Le 26 septembre 2018: le tribunal de première instance d’Eséka condamne Camrail

La juridiction a rendu son verdict dans le cadre du procès relatif à l’accident survenu le 21 octobre 2016. Camrail a été condamnée « pour homicide, blessures involontaires et activités dangereuses ». Ce verdict a été contesté par le transporteur ferroviaire, qui avait alors décidé d’interjeter appel.
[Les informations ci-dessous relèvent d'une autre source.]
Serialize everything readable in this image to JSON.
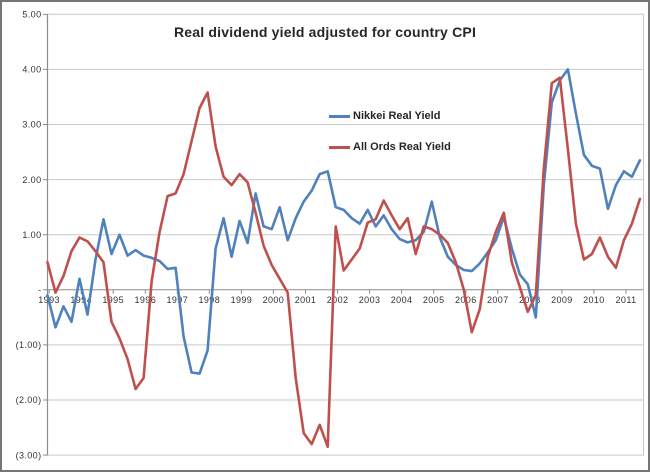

31 juillet 2019: Bilan des indemnisations par Camrail

Le bilan rendu public par l’entreprise à cette date faisait état de ce que «91 % au moins des dossiers relatifs à l’indemnisation des personnes décédées ont été réglés ou sont en attente de signature de protocole d’accords ou d’homologation devant le tribunal », tandis que «99 % des passagers blessés ont déjà été définitivement indemnisés, alors que trois cas, qui ont fait l’objet d’une évacuation sanitaire à l’étranger, sont encore pris en charge et bénéficient de l’accompagnement comme tous les autres blessés des médecins mobilisés ». Pour ce qui est des personnes ayant subies des dommages matériels, elles ont toutes été indemnisées, selon la société.

 

02 août 2019: publication de la liste des personnes devant bénéficier de l’appui du chef de l’Etat

Dans un communiqué, le secrétaire général des services du Premier ministre indique que les sinistrés sont attendus dans les services du Premier ministre le 09 août 2019 en vue de rentrer dans leurs droits. En plus de la liste des 744 victimes, le communiqué donne les pièces dont devaient se munir les personnes concernées par cette indemnisation débloquée par le chef de l’Etat.